27
Jul

McPherson College students learn life lessons on Haiti trip – Kansas City Star

Written by haiti - Google News. Posted in News and Press

By MARÁ ROSE WILLIAMS

The Kansas City Star

Some McPherson College students went to Haiti this summer with a grand idea that they believed would be life-changing for poor residents there.

Instead, they came home changed.

The five students thought they would go to Haiti and present people on Tortuga Island with their entrepreneurial idea for a local marketplace that might eventually go global via the Internet.

The reality was that the islanders had no Internet. And they were more focused on drinking water.

Starting a business wasn’t even on their radar.

It’s a lesson being learned a lot more these days with so many more young Americans journeying abroad for humanitarian reasons.

More than a million Americans a year travel abroad as volunteers to lend a hand in poor communities, according to a study on international volunteerism by Washington University School of Social Work.

They go with schools, mission groups and nonprofit organizations. Many go with their save-the-world dreams during alternative spring breaks.
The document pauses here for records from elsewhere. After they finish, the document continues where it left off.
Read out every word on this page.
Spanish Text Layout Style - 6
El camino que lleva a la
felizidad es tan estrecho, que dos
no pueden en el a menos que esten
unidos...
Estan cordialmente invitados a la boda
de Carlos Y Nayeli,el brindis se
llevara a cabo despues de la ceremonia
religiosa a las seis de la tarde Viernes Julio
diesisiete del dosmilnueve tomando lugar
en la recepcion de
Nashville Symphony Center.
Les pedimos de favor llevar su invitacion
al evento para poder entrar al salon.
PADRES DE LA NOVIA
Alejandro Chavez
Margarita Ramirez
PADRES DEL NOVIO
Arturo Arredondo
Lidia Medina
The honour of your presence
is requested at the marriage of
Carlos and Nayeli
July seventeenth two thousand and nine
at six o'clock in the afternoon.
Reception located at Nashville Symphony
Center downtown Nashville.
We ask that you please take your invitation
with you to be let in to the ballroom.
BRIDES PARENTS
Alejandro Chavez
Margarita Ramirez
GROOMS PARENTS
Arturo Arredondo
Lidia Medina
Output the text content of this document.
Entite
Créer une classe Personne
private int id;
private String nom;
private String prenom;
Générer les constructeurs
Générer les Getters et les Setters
“Within the realm of the college alternative spring break trip, it happens pretty frequently, that students go with the mentality of saving and fixing,” said Emily Pearce, a senior at University of Virginia and president of Alternative Spring Break there.
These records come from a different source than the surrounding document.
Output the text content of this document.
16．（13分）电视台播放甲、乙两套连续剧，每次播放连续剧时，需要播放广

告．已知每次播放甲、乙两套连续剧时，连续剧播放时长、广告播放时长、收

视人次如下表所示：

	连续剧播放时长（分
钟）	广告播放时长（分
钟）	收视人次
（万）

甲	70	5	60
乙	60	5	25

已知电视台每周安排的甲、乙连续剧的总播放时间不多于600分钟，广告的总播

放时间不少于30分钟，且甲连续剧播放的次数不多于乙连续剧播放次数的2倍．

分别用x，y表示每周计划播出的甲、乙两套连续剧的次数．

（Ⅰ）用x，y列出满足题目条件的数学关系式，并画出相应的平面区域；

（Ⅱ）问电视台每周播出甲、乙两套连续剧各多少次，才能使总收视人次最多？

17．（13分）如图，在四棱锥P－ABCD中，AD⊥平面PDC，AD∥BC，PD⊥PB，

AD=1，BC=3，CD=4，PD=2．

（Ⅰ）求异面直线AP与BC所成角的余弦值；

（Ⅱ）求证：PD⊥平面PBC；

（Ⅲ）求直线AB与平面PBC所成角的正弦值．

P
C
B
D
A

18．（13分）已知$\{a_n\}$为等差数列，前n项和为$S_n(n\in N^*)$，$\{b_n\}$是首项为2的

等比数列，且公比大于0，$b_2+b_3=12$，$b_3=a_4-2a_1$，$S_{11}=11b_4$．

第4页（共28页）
“It is easy to fall into: ‘I’m an American. I’m able to provide something that you don’t have,’ ” said Pearce, who herself has done a lot of travel, to impoverished parts of East Africa in particular.

But she said her spring break group encourages students to do service learning training before heading off with a notion to teach, fix or save.

“The hope of the traveler ideally should be much more of a learning mentality, an exchange of ideas. What matters is not what you do for a week,” she said. “What does matter is that you come home having changed your daily perspective about life.”

The McPherson students’ idea sounded good, lucrative and filled with good intention.

They called it “Beyond Isles” — a community market that would start with an actual market for agricultural and clothing products, expand to a virtual global market through Internet portals, and later add an educational component for the islanders to continue skill development.

The plan was hatched in November 2010 as part of a contest by the college to get students to create a sustainable business plan they could implement in Haiti if given the chance.

With Haiti just 11 months past a devastating earthquake that had attracted volunteers and aid from all over the world, the idea of lending a hand there intrigued McPherson students.

Some 30 students signed up for the venture competition. Four ended up on a team with Tori Carder from Eudora, Kan.

Carder’s team turned in the winning plan and on May 30 left to spend six days in Haiti.

Kent Eaton, McPherson College provost, said what he hoped would come out of the trip was that his school would develop a “partnership with and help the people of Tortuga.” The student’s venture concept was less of a priority.

On the ground in Haiti, Carder said, “things changed. The global market idea was not going to work because there was no Internet.”

What the villagers needed was a bigger pond to collect more rain water. And they had already started building it.

“They wanted us to help with that,” Carder said. So instead of setting up a global Internet market, the McPherson students jumped into the mud and joined the bucket brigade that the villagers had created to dig their pond.

“A big part of entrepreneurial education is that sometimes things don’t go as planned,” said Adam Pracht, McPherson spokesman.

“It is what you do with that that really counts,” he said. “Really the only failure is a failure to learn. And definitely from that standpoint, the Haiti trip was by no means a failure. It transformed their lives.”

“Really it just makes you appreciate what you have so much more than when you left,” said Carder, 20. “It makes your realize how fortunate you are to have running water. It opens your eyes and the eyes of those around you.”